Remember that the air at the closed end can't move, so the amplitude at that location is always zero: it is a node for the standing wave. The displacement or amplitude will be maximal at the speaker, it is an antinode. So the length of the pipe determines the wavelength. The distance between node and antinode of a wave is $\lambda/4$, so $l=\lambda/4$. The distance between two antinodes (or between two nodes) is $\lambda/2$ or $2l$. (see this link for more info).
Open ends (and speakers) are antinodes, closed ends are nodes. So to get a standing wave (using the same frequency), the distance between 2 speakers or between a speaker and open end must be $2l$ (or $4l$, $6l$..) and the distance between speaker and closed end must be $l$ (or $3l$, $5l$ ...). Only case D fits those conditions.

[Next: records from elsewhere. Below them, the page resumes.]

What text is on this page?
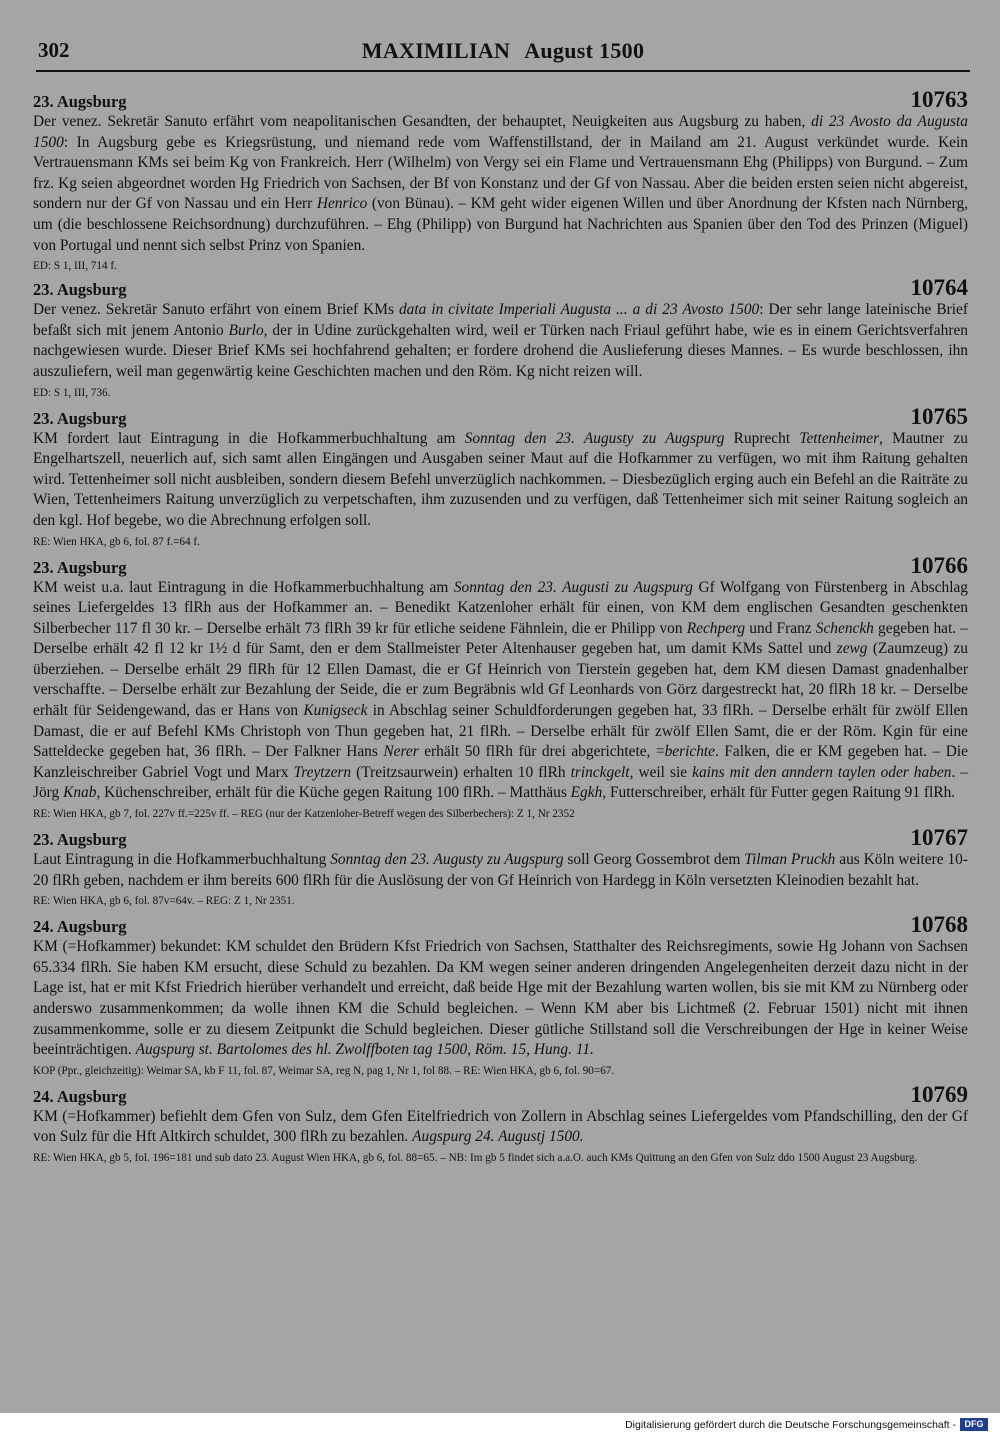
302	MAXIMILIAN August 1500
23. Augsburg	10763

Der venez. Sekretär Sanuto erfährt vom neapolitanischen Gesandten, der behauptet, Neuigkeiten aus Augsburg zu haben, di 23 Avosto da Augusta 1500: In Augsburg gebe es Kriegsrüstung, und niemand rede vom Waffenstillstand, der in Mailand am 21. August verkündet wurde. Kein Vertrauensmann KMs sei beim Kg von Frankreich. Herr (Wilhelm) von Vergy sei ein Flame und Vertrauensmann Ehg (Philipps) von Burgund. – Zum frz. Kg seien abgeordnet worden Hg Friedrich von Sachsen, der Bf von Konstanz und der Gf von Nassau. Aber die beiden ersten seien nicht abgereist, sondern nur der Gf von Nassau und ein Herr Henrico (von Bünau). – KM geht wider eigenen Willen und über Anordnung der Kfsten nach Nürnberg, um (die beschlossene Reichsordnung) durchzuführen. – Ehg (Philipp) von Burgund hat Nachrichten aus Spanien über den Tod des Prinzen (Miguel) von Portugal und nennt sich selbst Prinz von Spanien.

ED: S 1, III, 714 f.

23. Augsburg	10764

Der venez. Sekretär Sanuto erfährt von einem Brief KMs data in civitate Imperiali Augusta ... a di 23 Avosto 1500: Der sehr lange lateinische Brief befaßt sich mit jenem Antonio Burlo, der in Udine zurückgehalten wird, weil er Türken nach Friaul geführt habe, wie es in einem Gerichtsverfahren nachgewiesen wurde. Dieser Brief KMs sei hochfahrend gehalten; er fordere drohend die Auslieferung dieses Mannes. – Es wurde beschlossen, ihn auszuliefern, weil man gegenwärtig keine Geschichten machen und den Röm. Kg nicht reizen will.

ED: S 1, III, 736.

23. Augsburg	10765

KM fordert laut Eintragung in die Hofkammerbuchhaltung am Sonntag den 23. Augusty zu Augspurg Ruprecht Tettenheimer, Mautner zu Engelhartszell, neuerlich auf, sich samt allen Eingängen und Ausgaben seiner Maut auf die Hofkammer zu verfügen, wo mit ihm Raitung gehalten wird. Tettenheimer soll nicht ausbleiben, sondern diesem Befehl unverzüglich nachkommen. – Diesbezüglich erging auch ein Befehl an die Raiträte zu Wien, Tettenheimers Raitung unverzüglich zu verpetschaften, ihm zuzusenden und zu verfügen, daß Tettenheimer sich mit seiner Raitung sogleich an den kgl. Hof begebe, wo die Abrechnung erfolgen soll.

RE: Wien HKA, gb 6, fol. 87 f.=64 f.

23. Augsburg	10766

KM weist u.a. laut Eintragung in die Hofkammerbuchhaltung am Sonntag den 23. Augusti zu Augspurg Gf Wolfgang von Fürstenberg in Abschlag seines Liefergeldes 13 flRh aus der Hofkammer an. – Benedikt Katzenloher erhält für einen, von KM dem englischen Gesandten geschenkten Silberbecher 117 fl 30 kr. – Derselbe erhält 73 flRh 39 kr für etliche seidene Fähnlein, die er Philipp von Rechperg und Franz Schenckh gegeben hat. – Derselbe erhält 42 fl 12 kr 1½ d für Samt, den er dem Stallmeister Peter Altenhauser gegeben hat, um damit KMs Sattel und zewg (Zaumzeug) zu überziehen. – Derselbe erhält 29 flRh für 12 Ellen Damast, die er Gf Heinrich von Tierstein gegeben hat, dem KM diesen Damast gnadenhalber verschaffte. – Derselbe erhält zur Bezahlung der Seide, die er zum Begräbnis wld Gf Leonhards von Görz dargestreckt hat, 20 flRh 18 kr. – Derselbe erhält für Seidengewand, das er Hans von Kunigseck in Abschlag seiner Schuldforderungen gegeben hat, 33 flRh. – Derselbe erhält für zwölf Ellen Damast, die er auf Befehl KMs Christoph von Thun gegeben hat, 21 flRh. – Derselbe erhält für zwölf Ellen Samt, die er der Röm. Kgin für eine Satteldecke gegeben hat, 36 flRh. – Der Falkner Hans Nerer erhält 50 flRh für drei abgerichtete, =berichte. Falken, die er KM gegeben hat. – Die Kanzleischreiber Gabriel Vogt und Marx Treytzern (Treitzsaurwein) erhalten 10 flRh trinckgelt, weil sie kains mit den anndern taylen oder haben. – Jörg Knab, Küchenschreiber, erhält für die Küche gegen Raitung 100 flRh. – Matthäus Egkh, Futterschreiber, erhält für Futter gegen Raitung 91 flRh.

RE: Wien HKA, gb 7, fol. 227v ff.=225v ff. – REG (nur der Katzenloher-Betreff wegen des Silberbechers): Z 1, Nr 2352

23. Augsburg	10767

Laut Eintragung in die Hofkammerbuchhaltung Sonntag den 23. Augusty zu Augspurg soll Georg Gossembrot dem Tilman Pruckh aus Köln weitere 10-20 flRh geben, nachdem er ihm bereits 600 flRh für die Auslösung der von Gf Heinrich von Hardegg in Köln versetzten Kleinodien bezahlt hat.

RE: Wien HKA, gb 6, fol. 87v=64v. – REG: Z 1, Nr 2351.

24. Augsburg	10768

KM (=Hofkammer) bekundet: KM schuldet den Brüdern Kfst Friedrich von Sachsen, Statthalter des Reichsregiments, sowie Hg Johann von Sachsen 65.334 flRh. Sie haben KM ersucht, diese Schuld zu bezahlen. Da KM wegen seiner anderen dringenden Angelegenheiten derzeit dazu nicht in der Lage ist, hat er mit Kfst Friedrich hierüber verhandelt und erreicht, daß beide Hge mit der Bezahlung warten wollen, bis sie mit KM zu Nürnberg oder anderswo zusammenkommen; da wolle ihnen KM die Schuld begleichen. – Wenn KM aber bis Lichtmeß (2. Februar 1501) nicht mit ihnen zusammenkomme, solle er zu diesem Zeitpunkt die Schuld begleichen. Dieser gütliche Stillstand soll die Verschreibungen der Hge in keiner Weise beeinträchtigen. Augspurg st. Bartolomes des hl. Zwolffboten tag 1500, Röm. 15, Hung. 11.

KOP (Ppr., gleichzeitig): Weimar SA, kb F 11, fol. 87, Weimar SA, reg N, pag 1, Nr 1, fol 88. – RE: Wien HKA, gb 6, fol. 90=67.

24. Augsburg	10769

KM (=Hofkammer) befiehlt dem Gfen von Sulz, dem Gfen Eitelfriedrich von Zollern in Abschlag seines Liefergeldes vom Pfandschilling, den der Gf von Sulz für die Hft Altkirch schuldet, 300 flRh zu bezahlen. Augspurg 24. Augustj 1500.

RE: Wien HKA, gb 5, fol. 196=181 und sub dato 23. August Wien HKA, gb 6, fol. 88=65. – NB: Im gb 5 findet sich a.a.O. auch KMs Quittung an den Gfen von Sulz ddo 1500 August 23 Augsburg.

Digitalisierung gefördert durch die Deutsche Forschungsgemeinschaft - DFG
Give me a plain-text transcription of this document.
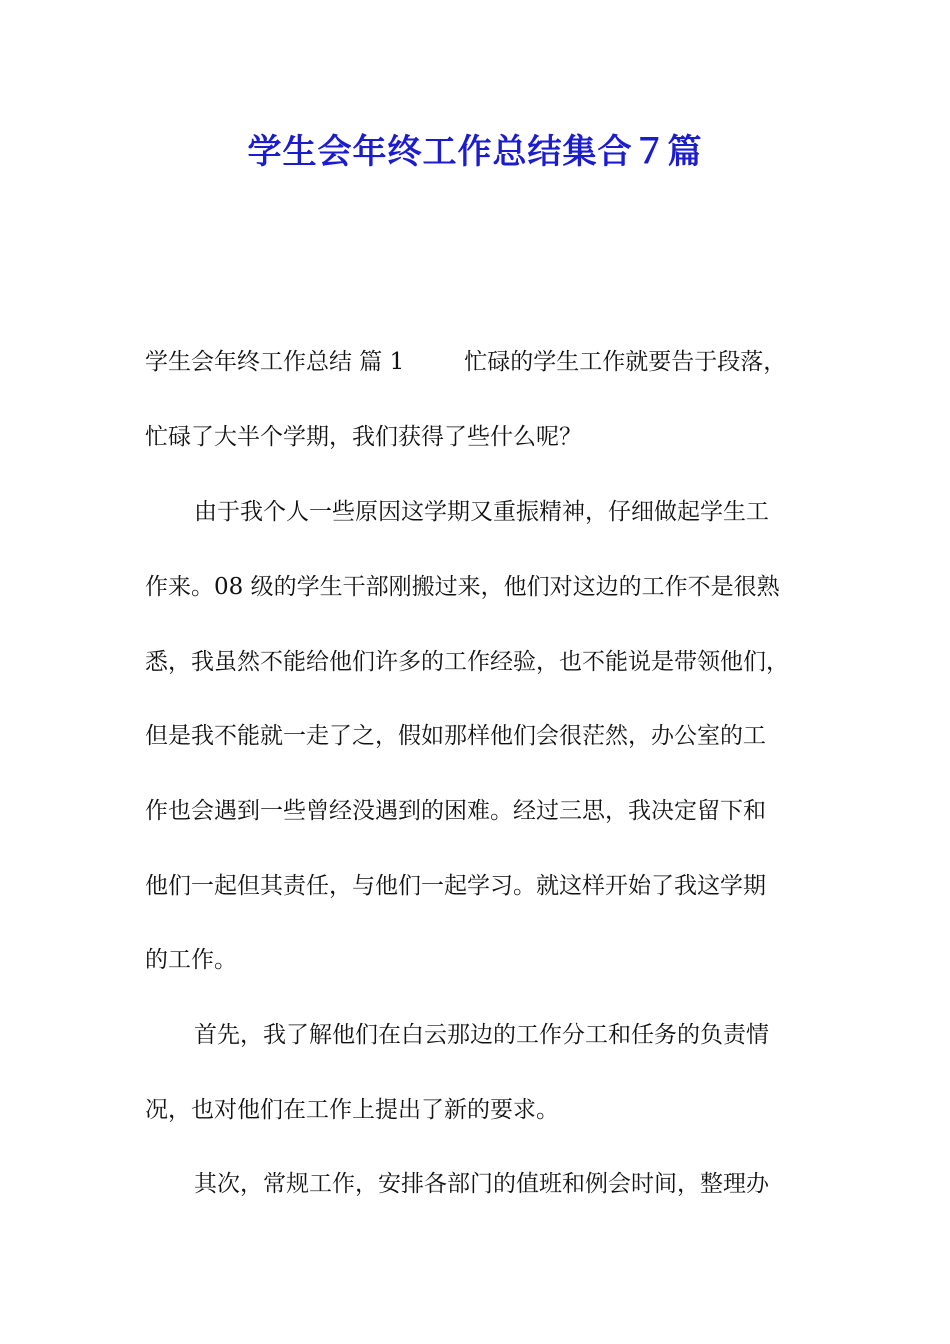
学生会年终工作总结集合７篇

学生会年终工作总结 篇 1	忙碌的学生工作就要告于段落，

忙碌了大半个学期，我们获得了些什么呢？

由于我个人一些原因这学期又重振精神，仔细做起学生工

作来。08 级的学生干部刚搬过来，他们对这边的工作不是很熟

悉，我虽然不能给他们许多的工作经验，也不能说是带领他们，

但是我不能就一走了之，假如那样他们会很茫然，办公室的工

作也会遇到一些曾经没遇到的困难。经过三思，我决定留下和

他们一起但其责任，与他们一起学习。就这样开始了我这学期

的工作。

首先，我了解他们在白云那边的工作分工和任务的负责情

况，也对他们在工作上提出了新的要求。

其次，常规工作，安排各部门的值班和例会时间，整理办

Note that I assumed that f is the lowest frequency (the fundamental frequency) that will produce a standing wave. f could also be the first (second, third..) harmonic, in which case $\lambda=4l/3$ ($4l/5$, $4l/7$ ...). But that doesn't matter in this specific case, since the options given only include lengths of $l$ and $2l$, and you know that $l$ is the distance between a node and an antinode. Which also means that at a distance of $2l$ from an antinode will be an antinode.